Relatedly, those heavy smokers who survive until their 80s are likely special- “highly selected” as we mortality researchers say- with some genetic luck that has protected them against all odds. People who can drink 3+ cups of coffee into their 70s and 80s likely phaven’t had any major health problems that make them quit, like heart problems, insomnia, or medication interactions.
This means that continuing to drink lots of coffee into old age may be a marker of good health, not a cause of it.
To be honest, there were many other details of the analysis that were extremely opaque (despite me pouring through the Supplemental Materials). The effect sizes were relatively small, making it harder to distinguish from statistical noise, and coffee consumption didn’t show a dose response with risk of dementia as one might expect if this were a real biological effect. I’m surprised the study was published in JAMA, both because the study design is not well suited to answering the fundamental question AND because of the major weaknesses in the execution of this analysis itself. I would have been a pretty harsh Reviewer #2 if this had landed on my desk, but alas here we are, launching a million coffee and dementia headlines.
Bottom Line
This study can’t tell us whether coffee prevents dementia. It probably tells us most about:
Who survives long enough to get dementia (coffee drinkers die from other causes first)
Who can tolerate coffee into old age (people in good health)
Luckily, my dislike of this paper doesn’t mean that coffee is bad for you.
The evidence for coffee’s protective effects on the brain comes mostly from rodent models. That means there is some biological plausibility to justify your coffee habit. But lots of science has gotten tripped up leaping from mouse models to humans. We’re unlikely to ever have a randomized control trial for coffee drinking that gives us more definitive answers (imagine the drop-out rate if you were assigned to the placebo group?!). Economists— please get on the quasi-experimental papers evaluating dementia rates forty years following the staggered geographical expansion of Starbucks.

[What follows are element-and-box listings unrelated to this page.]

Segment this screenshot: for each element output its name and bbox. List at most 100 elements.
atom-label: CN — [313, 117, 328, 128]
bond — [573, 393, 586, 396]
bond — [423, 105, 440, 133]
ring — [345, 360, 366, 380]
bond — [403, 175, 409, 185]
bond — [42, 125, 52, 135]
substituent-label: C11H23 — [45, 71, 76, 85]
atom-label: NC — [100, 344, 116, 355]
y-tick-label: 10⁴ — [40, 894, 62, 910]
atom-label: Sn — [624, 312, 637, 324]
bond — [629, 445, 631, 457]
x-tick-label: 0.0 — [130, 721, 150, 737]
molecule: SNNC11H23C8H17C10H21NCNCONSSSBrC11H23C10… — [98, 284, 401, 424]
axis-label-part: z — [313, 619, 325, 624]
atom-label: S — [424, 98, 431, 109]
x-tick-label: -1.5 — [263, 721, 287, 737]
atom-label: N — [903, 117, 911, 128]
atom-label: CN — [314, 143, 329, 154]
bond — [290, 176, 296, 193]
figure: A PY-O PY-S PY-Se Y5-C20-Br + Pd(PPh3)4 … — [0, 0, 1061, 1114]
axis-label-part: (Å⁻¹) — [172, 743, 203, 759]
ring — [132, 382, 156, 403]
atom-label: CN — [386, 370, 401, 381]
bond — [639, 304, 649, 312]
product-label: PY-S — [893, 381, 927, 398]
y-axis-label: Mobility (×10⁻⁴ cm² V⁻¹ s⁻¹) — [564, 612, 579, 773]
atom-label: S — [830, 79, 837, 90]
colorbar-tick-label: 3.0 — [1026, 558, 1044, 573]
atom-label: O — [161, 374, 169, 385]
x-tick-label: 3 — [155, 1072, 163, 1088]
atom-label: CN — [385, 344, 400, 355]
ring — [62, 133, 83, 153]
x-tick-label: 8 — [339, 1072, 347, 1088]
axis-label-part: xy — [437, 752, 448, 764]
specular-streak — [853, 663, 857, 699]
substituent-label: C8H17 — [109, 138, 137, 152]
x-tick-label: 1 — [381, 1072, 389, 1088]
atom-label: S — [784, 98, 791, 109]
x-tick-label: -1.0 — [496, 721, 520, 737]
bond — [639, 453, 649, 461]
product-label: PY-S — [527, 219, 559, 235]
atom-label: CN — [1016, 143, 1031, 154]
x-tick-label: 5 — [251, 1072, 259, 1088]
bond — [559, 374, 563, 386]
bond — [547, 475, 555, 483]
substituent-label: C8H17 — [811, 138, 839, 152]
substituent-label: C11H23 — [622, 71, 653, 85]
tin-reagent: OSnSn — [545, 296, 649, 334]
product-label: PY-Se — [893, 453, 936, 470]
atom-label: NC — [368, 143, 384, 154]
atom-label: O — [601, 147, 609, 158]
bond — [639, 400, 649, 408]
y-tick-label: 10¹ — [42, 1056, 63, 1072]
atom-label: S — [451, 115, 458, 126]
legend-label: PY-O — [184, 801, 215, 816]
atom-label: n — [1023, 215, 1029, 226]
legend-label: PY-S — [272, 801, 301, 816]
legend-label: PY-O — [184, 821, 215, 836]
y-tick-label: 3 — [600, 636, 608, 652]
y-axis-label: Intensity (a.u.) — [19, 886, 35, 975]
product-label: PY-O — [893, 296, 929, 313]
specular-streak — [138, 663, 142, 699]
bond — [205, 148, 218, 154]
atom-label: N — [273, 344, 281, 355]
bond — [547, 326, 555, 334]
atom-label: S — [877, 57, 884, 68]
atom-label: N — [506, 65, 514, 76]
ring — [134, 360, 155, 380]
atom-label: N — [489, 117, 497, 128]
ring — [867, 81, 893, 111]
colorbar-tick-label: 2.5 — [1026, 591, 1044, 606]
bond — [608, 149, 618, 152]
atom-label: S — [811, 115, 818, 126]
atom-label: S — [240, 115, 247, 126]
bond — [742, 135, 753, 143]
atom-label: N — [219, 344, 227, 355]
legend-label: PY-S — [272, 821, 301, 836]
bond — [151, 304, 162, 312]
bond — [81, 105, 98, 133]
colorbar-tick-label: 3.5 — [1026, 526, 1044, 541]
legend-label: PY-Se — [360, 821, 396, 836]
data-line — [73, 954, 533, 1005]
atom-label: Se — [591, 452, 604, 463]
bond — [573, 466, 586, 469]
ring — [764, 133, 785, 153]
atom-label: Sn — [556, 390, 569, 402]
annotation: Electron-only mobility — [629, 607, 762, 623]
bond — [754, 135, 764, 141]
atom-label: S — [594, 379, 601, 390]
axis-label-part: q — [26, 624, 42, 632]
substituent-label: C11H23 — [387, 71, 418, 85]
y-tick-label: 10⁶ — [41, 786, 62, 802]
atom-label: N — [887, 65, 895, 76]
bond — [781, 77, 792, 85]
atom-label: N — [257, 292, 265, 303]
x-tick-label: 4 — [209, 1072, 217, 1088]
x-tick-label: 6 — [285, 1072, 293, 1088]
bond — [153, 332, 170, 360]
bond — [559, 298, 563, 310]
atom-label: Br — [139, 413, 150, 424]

But regardless, it’s unlikely that the effect of coffee consumption on health is huge in either direction. Major risk factors (like smoking) show up consistently in different types of data, and the effect sizes are BIG.
So if you enjoy your coffee (like me), go ahead and savor it.
If you don’t drink coffee…don’t take it up to prevent dementia.
And keep giving appropriate side eye to observational studies of things we eat and drink causing some health outcome decades later.
Stay well,
Jenn






Great piece. Made me laugh as I sit here sipping my second coffee of the day.
The world needs more articles like this, not just debunking observational studies but explaining *why* confounding could invalidate them entirely.
That said, there is RCT evidence that coffee is protective against afib.